What Is ESG? A Simple Guide for Small Businesses
29 Sep 2026 in Corporate planting
ESG stands for Environmental, Social, and Governance — a simple framework for how a company manages its impact and risks across those three areas. For a small business it is less about glossy reports and more about answering practical questions from customers, tenders, and staff: how your work affects the planet, how you treat the people around you, and how honestly you run the numbers. You do not need a sustainability department to make a start — just a clear head and a willingness to measure before you claim anything.
The three pillars of ESG, in plain English
- Environmental. Your footprint — energy use, business travel, waste, and the CO₂ your operations produce.
- Social. How you treat employees, customers, suppliers, and the wider community around you.
- Governance. How decisions get made: ethics, data protection, fair pay, and honest record-keeping.
- Why the three sit together. Combined, they signal whether a business is resilient and trustworthy, not merely profitable this quarter.
- What it is not. ESG is not a marketing badge; treated that way it quickly becomes a liability rather than an asset.
Why small businesses are suddenly being asked about ESG
Even if you never publish a report, ESG questions arrive through the back door. Larger customers increasingly pass their own supply-chain rules down to smaller suppliers, public and corporate tenders now award points for environmental credentials, and employees and investors want to know what you actually stand for. Almost all of these conversations begin with a single number: your carbon footprint. You can produce a first estimate in minutes with a free CO₂ calculator, which turns a vague expectation into a figure you can put on paper and improve over time.
Practical first steps: start with the environmental
The E is the most actionable pillar for a small team, so begin there. Measure your footprint, cut what you genuinely can — switch to greener suppliers, reduce travel, waste less — and then offset only the remainder rather than pretending it is already zero. Offsetting is where transparency matters most: Evertreen lets you fund real tree planting from £1.5 per tree, and for compliance-grade reporting you can request certified Verra and Gold Standard credits. The order is the point — measure, reduce, then offset — because buying credits before you have cut anything is exactly what regulators now single out.

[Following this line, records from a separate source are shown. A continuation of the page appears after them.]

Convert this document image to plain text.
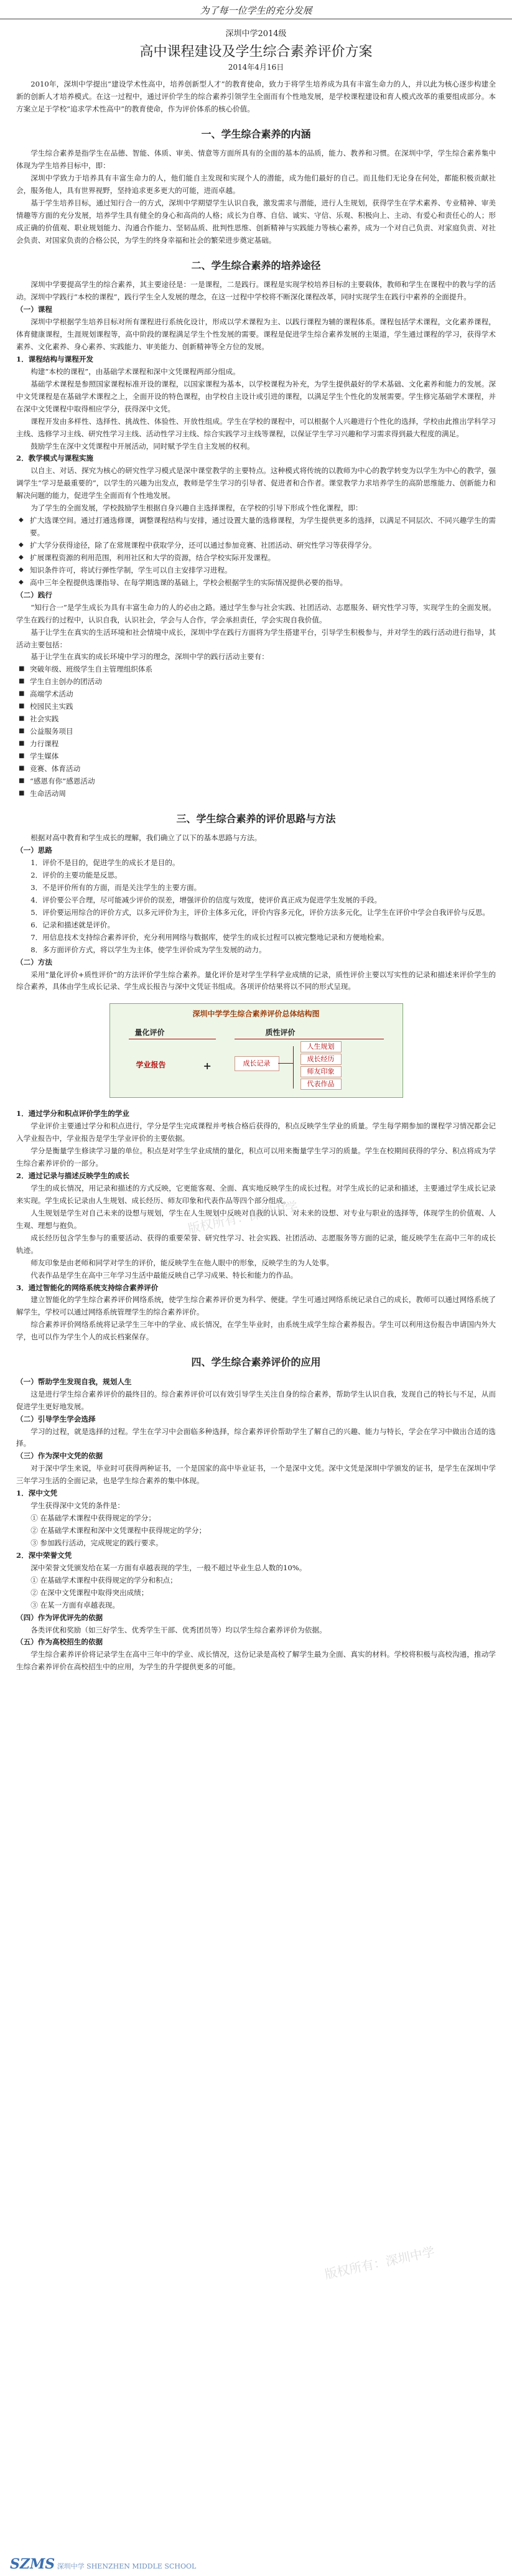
为了每一位学生的充分发展
深圳中学2014级
高中课程建设及学生综合素养评价方案
2014年4月16日

2010年，深圳中学提出“建设学术性高中，培养创新型人才”的教育使命，致力于将学生培养成为具有丰富生命力的人，并以此为核心逐步构建全新的创新人才培养模式。在这一过程中，通过评价学生的综合素养引领学生全面而有个性地发展，是学校课程建设和育人模式改革的重要组成部分。本方案立足于学校“追求学术性高中”的教育使命，作为评价体系的核心价值。

一、学生综合素养的内涵

学生综合素养是指学生在品德、智能、体质、审美、情意等方面所具有的全面的基本的品质，能力、教养和习惯。在深圳中学，学生综合素养集中体现为学生培养目标中，即：

深圳中学致力于培养具有丰富生命力的人，他们能自主发现和实现个人的潜能，成为他们最好的自己。而且他们无论身在何处，都能积极贡献社会，服务他人，具有世界视野，坚持追求更多更大的可能，进而卓越。

基于学生培养目标，通过知行合一的方式，深圳中学期望学生认识自我，激发需求与潜能，进行人生规划，获得学生在学术素养、专业精神、审美情趣等方面的充分发展，培养学生具有健全的身心和高尚的人格；成长为自尊、自信、诚实、守信、乐观、积极向上、主动、有爱心和责任心的人；形成正确的价值观、职业规划能力、沟通合作能力、坚韧品质、批判性思维、创新精神与实践能力等核心素养，成为一个对自己负责、对家庭负责、对社会负责、对国家负责的合格公民，为学生的终身幸福和社会的繁荣进步奠定基础。

二、学生综合素养的培养途径

深圳中学要提高学生的综合素养，其主要途径是：一是课程，二是践行。课程是实现学校培养目标的主要载体，教师和学生在课程中的教与学的活动。深圳中学践行“本校的课程”，践行学生全人发展的理念，在这一过程中学校将不断深化课程改革，同时实现学生在践行中素养的全面提升。

（一）课程

深圳中学根据学生培养目标对所有课程进行系统化设计，形成以学术课程为主、以践行课程为辅的课程体系。课程包括学术课程，文化素养课程，体育健康课程，生涯规划课程等，高中阶段的课程满足学生个性发展的需要。课程是促进学生综合素养发展的主渠道，学生通过课程的学习，获得学术素养、文化素养、身心素养、实践能力、审美能力、创新精神等全方位的发展。

1．课程结构与课程开发

构建“本校的课程”，由基础学术课程和深中文凭课程两部分组成。

基础学术课程是参照国家课程标准开设的课程，以国家课程为基本，以学校课程为补充，为学生提供最好的学术基础、文化素养和能力的发展。深中文凭课程是在基础学术课程之上，全面开设的特色课程，由学校自主设计或引进的课程，以满足学生个性化的发展需要。学生修完基础学术课程，并在深中文凭课程中取得相应学分，获得深中文凭。

课程开发由多样性、选择性、挑战性、体验性、开放性组成。学生在学校的课程中，可以根据个人兴趣进行个性化的选择，学校由此推出学科学习主线、选修学习主线、研究性学习主线、活动性学习主线、综合实践学习主线等课程，以保证学生学习兴趣和学习需求得到最大程度的满足。

鼓励学生在深中文凭课程中开展活动，同时赋予学生自主发展的权利。

2．教学模式与课程实施

以自主、对话、探究为核心的研究性学习模式是深中课堂教学的主要特点。这种模式将传统的以教师为中心的教学转变为以学生为中心的教学，强调学生“学习是最重要的”，以学生的兴趣为出发点，教师是学生学习的引导者、促进者和合作者。课堂教学力求培养学生的高阶思维能力、创新能力和解决问题的能力，促进学生全面而有个性地发展。

为了学生的全面发展，学校鼓励学生根据自身兴趣自主选择课程，在学校的引导下形成个性化课程，即：

◆ 扩大选课空间。通过打通选修课，调整课程结构与安排，通过设置大量的选修课程，为学生提供更多的选择，以满足不同层次、不同兴趣学生的需要。

◆ 扩大学分获得途径，除了在常规课程中获取学分，还可以通过参加竞赛、社团活动、研究性学习等获得学分。

◆ 扩展课程资源的利用范围，利用社区和大学的资源，结合学校实际开发课程。

◆ 知识条件许可，将试行弹性学制，学生可以自主安排学习进程。

◆ 高中三年全程提供选课指导、在每学期选课的基础上，学校会根据学生的实际情况提供必要的指导。

（二）践行

“知行合一”是学生成长为具有丰富生命力的人的必由之路。通过学生参与社会实践、社团活动、志愿服务、研究性学习等，实现学生的全面发展。学生在践行的过程中，认识自我，认识社会，学会与人合作，学会承担责任，学会实现自我价值。

基于让学生在真实的生活环境和社会情境中成长，深圳中学在践行方面将为学生搭建平台，引导学生积极参与，并对学生的践行活动进行指导，其活动主要包括：

基于让学生在真实的成长环境中学习的理念，深圳中学的践行活动主要有：

■ 突破年级、班级学生自主管理组织体系

■ 学生自主创办的团活动

■ 高端学术活动

■ 校园民主实践

■ 社会实践

■ 公益服务项目

■ 力行课程

■ 学生媒体

■ 竞赛、体育活动

■ “感恩有你”感恩活动

■ 生命活动周

三、学生综合素养的评价思路与方法

根据对高中教育和学生成长的理解，我们确立了以下的基本思路与方法。

（一）思路

1．评价不是目的，促进学生的成长才是目的。

2．评价的主要功能是反思。

3．不是评价所有的方面，而是关注学生的主要方面。

4．评价要公平合理，尽可能减少评价的误差，增强评价的信度与效度，使评价真正成为促进学生发展的手段。

5．评价要运用综合的评价方式，以多元评价为主，评价主体多元化，评价内容多元化，评价方法多元化，让学生在评价中学会自我评价与反思。

6．记录和描述就是评价。

7．用信息技术支持综合素养评价，充分利用网络与数据库，使学生的成长过程可以被完整地记录和方便地检索。

8．多方面评价方式，将以学生为主体，使学生评价成为学生发展的动力。

（二）方法

采用“量化评价+质性评价”的方法评价学生综合素养。量化评价是对学生学科学业成绩的记录，质性评价主要以写实性的记录和描述来评价学生的综合素养，具体由学生成长记录、学生成长报告与深中文凭证书组成。各项评价结果将以不同的形式呈现。

深圳中学学生综合素养评价总体结构图
量化评价	质性评价
学业报告	+	成长记录
人生规划
成长经历
师友印象
代表作品

1．通过学分和积点评价学生的学业

学业评价主要通过学分和积点进行，学分是学生完成课程并考核合格后获得的，积点反映学生学业的质量。学生每学期参加的课程学习情况都会记入学业报告中，学业报告是学生学业评价的主要依据。

学分是衡量学生修读学习量的单位。积点是对学生学业成绩的量化，积点可以用来衡量学生学习的质量。学生在校期间获得的学分、积点将成为学生综合素养评价的一部分。

2．通过记录与描述反映学生的成长

学生的成长情况，用记录和描述的方式反映，它更能客观、全面、真实地反映学生的成长过程。对学生成长的记录和描述，主要通过学生成长记录来实现。学生成长记录由人生规划、成长经历、师友印象和代表作品等四个部分组成。

人生规划是学生对自己未来的设想与规划，学生在人生规划中反映对自我的认识、对未来的设想、对专业与职业的选择等，体现学生的价值观、人生观、理想与抱负。

成长经历包含学生参与的重要活动、获得的重要荣誉、研究性学习、社会实践、社团活动、志愿服务等方面的记录，能反映学生在高中三年的成长轨迹。

师友印象是由老师和同学对学生的评价，能反映学生在他人眼中的形象，反映学生的为人处事。

代表作品是学生在高中三年学习生活中最能反映自己学习成果、特长和能力的作品。

3．通过智能化的网络系统支持综合素养评价

建立智能化的学生综合素养评价网络系统，使学生综合素养评价更为科学、便捷。学生可通过网络系统记录自己的成长，教师可以通过网络系统了解学生，学校可以通过网络系统管理学生的综合素养评价。

综合素养评价网络系统将记录学生三年中的学业、成长情况，在学生毕业时，由系统生成学生综合素养报告。学生可以利用这份报告申请国内外大学，也可以作为学生个人的成长档案保存。

四、学生综合素养评价的应用

（一）帮助学生发现自我，规划人生

这是进行学生综合素养评价的最终目的。综合素养评价可以有效引导学生关注自身的综合素养，帮助学生认识自我，发现自己的特长与不足，从而促进学生更好地发展。

（二）引导学生学会选择

学习的过程，就是选择的过程。学生在学习中会面临多种选择，综合素养评价帮助学生了解自己的兴趣、能力与特长，学会在学习中做出合适的选择。

（三）作为深中文凭的依据

对于深中学生来说，毕业时可获得两种证书，一个是国家的高中毕业证书，一个是深中文凭。深中文凭是深圳中学颁发的证书，是学生在深圳中学三年学习生活的全面记录，也是学生综合素养的集中体现。

1．深中文凭

学生获得深中文凭的条件是：

① 在基础学术课程中获得规定的学分；

② 在基础学术课程和深中文凭课程中获得规定的学分；

③ 参加践行活动，完成规定的践行要求。

2．深中荣誉文凭

深中荣誉文凭颁发给在某一方面有卓越表现的学生，一般不超过毕业生总人数的10%。

① 在基础学术课程中获得规定的学分和积点；

② 在深中文凭课程中取得突出成绩；

③ 在某一方面有卓越表现。

（四）作为评优评先的依据

各类评优和奖励（如三好学生、优秀学生干部、优秀团员等）均以学生综合素养评价为依据。

（五）作为高校招生的依据

学生综合素养评价将记录学生在高中三年中的学业、成长情况，这份记录是高校了解学生最为全面、真实的材料。学校将积极与高校沟通，推动学生综合素养评价在高校招生中的应用，为学生的升学提供更多的可能。

版权所有：深圳中学
版权所有：深圳中学
SZMS 深圳中学 SHENZHEN MIDDLE SCHOOL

How visible tree planting supports the social side
Environmental action doubles as social proof when it is visible and honest. Every tree Evertreen plants is geolocated and photographed, so you can show customers exactly where their impact sits instead of asking them to trust a logo — useful both for credible reporting and for engaging your own community. Some businesses turn this into branded corporate gifting, planting a tree for each client win or employee milestone. One caution worth repeating: never let planting become a substitute for reduction. Claiming to be “carbon neutral” while your emissions keep climbing is greenwashing, and it does more reputational damage than staying quiet. Keep the story modest, specific, and backed by numbers you can defend.
Frequently asked questions
Does a small business really need to worry about ESG? If you sell to larger companies, bid for tenders, or want to attract good staff and investors, yes — you will be asked. Starting small with a measured carbon footprint is usually enough to stay in the conversation.

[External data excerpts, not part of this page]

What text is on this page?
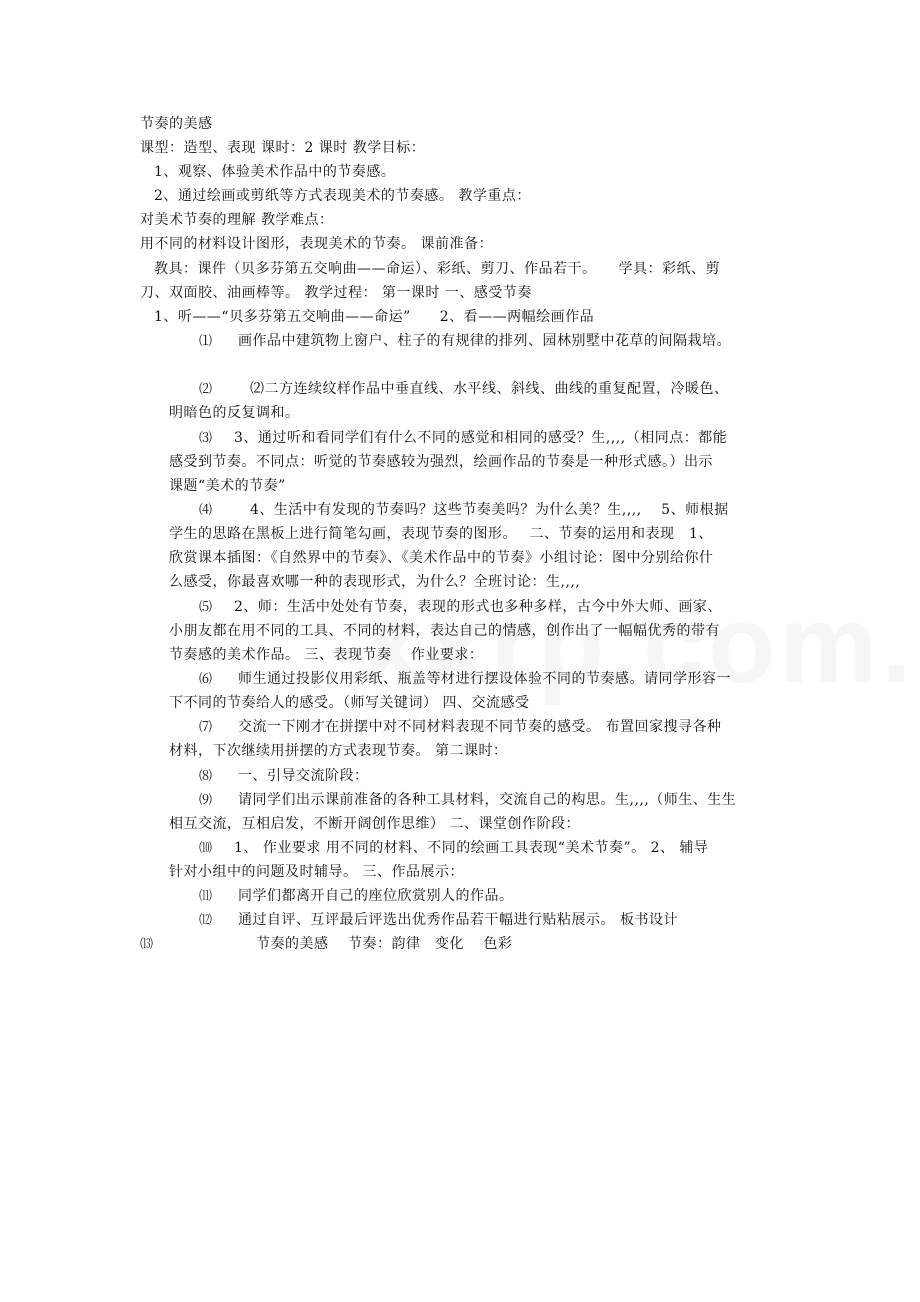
节奏的美感
课型：造型、表现 课时：2 课时 教学目标：
1、观察、体验美术作品中的节奏感。
2、通过绘画或剪纸等方式表现美术的节奏感。 教学重点：
对美术节奏的理解 教学难点：
用不同的材料设计图形，表现美术的节奏。 课前准备：
教具：课件（贝多芬第五交响曲——命运）、彩纸、剪刀、作品若干。　　学具：彩纸、剪
刀、双面胶、油画棒等。 教学过程： 第一课时 一、感受节奏
1、听——“贝多芬第五交响曲——命运”　　2、看——两幅绘画作品
⑴ 画作品中建筑物上窗户、柱子的有规律的排列、园林别墅中花草的间隔栽培。
⑵	⑵二方连续纹样作品中垂直线、水平线、斜线、曲线的重复配置，冷暖色、
明暗色的反复调和。
⑶ 3、通过听和看同学们有什么不同的感觉和相同的感受？生,,,,（相同点：都能
感受到节奏。不同点：听觉的节奏感较为强烈，绘画作品的节奏是一种形式感。）出示
课题“美术的节奏”
⑷	4、生活中有发现的节奏吗？这些节奏美吗？为什么美？生,,,,　 5、师根据
学生的思路在黑板上进行简笔勾画，表现节奏的图形。　 二、节奏的运用和表现　1、
欣赏课本插图：《自然界中的节奏》、《美术作品中的节奏》小组讨论：图中分别给你什
么感受，你最喜欢哪一种的表现形式，为什么？全班讨论：生,,,,
⑸ 2、师：生活中处处有节奏，表现的形式也多种多样，古今中外大师、画家、
小朋友都在用不同的工具、不同的材料，表达自己的情感，创作出了一幅幅优秀的带有
节奏感的美术作品。 三、表现节奏　 作业要求：
⑹ 师生通过投影仪用彩纸、瓶盖等材进行摆设体验不同的节奏感。请同学形容一
下不同的节奏给人的感受。（师写关键词） 四、交流感受
⑺ 交流一下刚才在拼摆中对不同材料表现不同节奏的感受。 布置回家搜寻各种
材料，下次继续用拼摆的方式表现节奏。 第二课时：
⑻ 一、引导交流阶段：
⑼ 请同学们出示课前准备的各种工具材料，交流自己的构思。生,,,,（师生、生生
相互交流，互相启发，不断开阔创作思维） 二、课堂创作阶段：
⑽ 1、 作业要求 用不同的材料、不同的绘画工具表现“美术节奏”。 2、 辅导
针对小组中的问题及时辅导。 三、作品展示：
⑾ 同学们都离开自己的座位欣赏别人的作品。
⑿ 通过自评、互评最后评选出优秀作品若干幅进行贴粘展示。 板书设计
⒀	节奏的美感　 节奏：韵律　变化　 色彩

Where should a small business start with ESG? Start with the environmental pillar because it is the most measurable. Calculate your CO₂ footprint, reduce what you can, and offset the rest transparently before worrying about the social and governance pillars.
Is planting trees enough to make my business sustainable? No. Tree planting offsets emissions you cannot yet avoid, but it should follow real reduction. Used honestly alongside cuts to energy and travel, it is a credible part of the plan — not a replacement for it.